The world bank-centric international creditors are not tired of praising India’s economic reforms. They have a vested interest in doing so. The reality may be altogether different. The Japan Bond Research Institute, a premier international credit rating agency, has retained India’s sovereign rating for long-term foreign currency denominated bonds at BBB, the lowest of the investment grade, It shows a low credit worthiness of India’s government. The agency feels that India has still not taken to the path of stable development and its structural problems remain unresolved, The Indian government has failed to achieve a fiscal deficit target of 5.5% of the national income. It is unlikely to do so in the current year which happens to be the election year. The Indian government has already announced a package of concessions to its vast bureaucracy. Yet another package amounting to an annual liability of Rs 4000 crore has been unveiled by prime minister Rao, Accordingly, India’s school going children will get a free midday meal daily while those above 65will get an old age pension. India’s finance minister had planned to sell shares of public sector companies to raise this year Rs 7000 crore, Not a penny has been collected so far, after four months of the commencement of the current financial year. The reason is that the country’s stock exchanges stay depressed for about six months. The Bombay exchange’s sensitive index has been hovering between 3200 and 3500 for five months.
The Japan Bond Institute has rightly pointed out that political instability is writ large on the country’s horizon. The Congress(1)’s chances of returning to power in the 1996 polll are bleak. In that eventuality, the country will have to experiment with coalitions, No coalition partner will dare take hard measures to mobilize resources to fill the widening gap in the country’s fiscal deficit. As such, prospects of any improvement in the deficit are remote, whatever the post poll scenario. ‘The Japanese businessmen are far more realistic and conservative in their assessments of business prospects overseas as well as at home, No amount of propaganda and lobbying can influence the Japanese. As hardboiled businessmen, they have refrained from putting their money in India, unlike the U.S. and British businessmen. Nor have the Japanese mutual funds found any special attraction in India. The Japan Bond Institute has significantly taken note of the fact that India’s bureaucratic structure and public sector had become bloated while various vested interests remain entrenched; It has not touched the issue of India’s vast militarization, its largest standing army and the amount of money spent on armaments. The reason perhaps is that the Indian rulers are much too sensitive about their armed forces and the armaments and do not countenance any criticism on these counts.
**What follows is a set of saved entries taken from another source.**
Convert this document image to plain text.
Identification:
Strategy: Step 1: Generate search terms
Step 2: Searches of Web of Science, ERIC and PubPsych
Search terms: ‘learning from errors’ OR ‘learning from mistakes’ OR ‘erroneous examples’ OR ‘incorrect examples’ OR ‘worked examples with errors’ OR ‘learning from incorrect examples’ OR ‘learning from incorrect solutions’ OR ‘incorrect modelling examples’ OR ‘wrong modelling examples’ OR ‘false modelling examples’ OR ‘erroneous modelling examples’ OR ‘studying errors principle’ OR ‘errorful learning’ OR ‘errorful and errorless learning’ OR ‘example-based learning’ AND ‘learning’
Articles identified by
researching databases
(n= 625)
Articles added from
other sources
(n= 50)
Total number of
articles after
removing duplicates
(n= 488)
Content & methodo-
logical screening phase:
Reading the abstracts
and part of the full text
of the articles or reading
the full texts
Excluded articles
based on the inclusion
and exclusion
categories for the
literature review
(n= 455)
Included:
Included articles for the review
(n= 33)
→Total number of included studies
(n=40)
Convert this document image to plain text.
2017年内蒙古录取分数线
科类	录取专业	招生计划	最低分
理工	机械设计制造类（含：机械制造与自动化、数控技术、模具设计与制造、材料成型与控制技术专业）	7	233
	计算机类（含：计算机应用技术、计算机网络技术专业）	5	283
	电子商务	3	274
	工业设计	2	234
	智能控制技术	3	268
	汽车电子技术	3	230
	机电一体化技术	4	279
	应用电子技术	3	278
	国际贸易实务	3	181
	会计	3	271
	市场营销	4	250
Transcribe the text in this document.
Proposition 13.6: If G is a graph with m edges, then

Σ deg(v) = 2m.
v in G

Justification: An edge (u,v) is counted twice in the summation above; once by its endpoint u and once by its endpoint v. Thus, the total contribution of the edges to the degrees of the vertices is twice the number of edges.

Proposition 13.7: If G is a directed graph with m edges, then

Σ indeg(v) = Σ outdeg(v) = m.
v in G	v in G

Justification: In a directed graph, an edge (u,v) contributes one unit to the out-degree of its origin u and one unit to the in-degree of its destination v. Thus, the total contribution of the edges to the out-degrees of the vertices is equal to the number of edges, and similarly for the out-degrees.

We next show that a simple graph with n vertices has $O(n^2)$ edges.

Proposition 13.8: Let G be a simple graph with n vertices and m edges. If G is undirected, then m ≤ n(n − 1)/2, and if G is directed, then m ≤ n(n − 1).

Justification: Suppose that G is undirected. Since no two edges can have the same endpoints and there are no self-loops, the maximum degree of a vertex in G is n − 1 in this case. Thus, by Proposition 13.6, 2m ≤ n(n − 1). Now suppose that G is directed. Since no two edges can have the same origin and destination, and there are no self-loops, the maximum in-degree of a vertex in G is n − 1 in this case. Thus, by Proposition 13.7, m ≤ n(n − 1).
In the light of the growing domestic troubles and regional ambitions, India is not likely to curtail any expenditure on the armed forces and the armaments. As such, India does not offer any hope of a sensible management of its finances, as well as its, bureaucracy dominated feudal polity and administration. India can neither hope to get cheap and ready credits nor long-term investments. Inevitably, financial and political crisis situations will continue to threaten that country and its political stability, in the near term.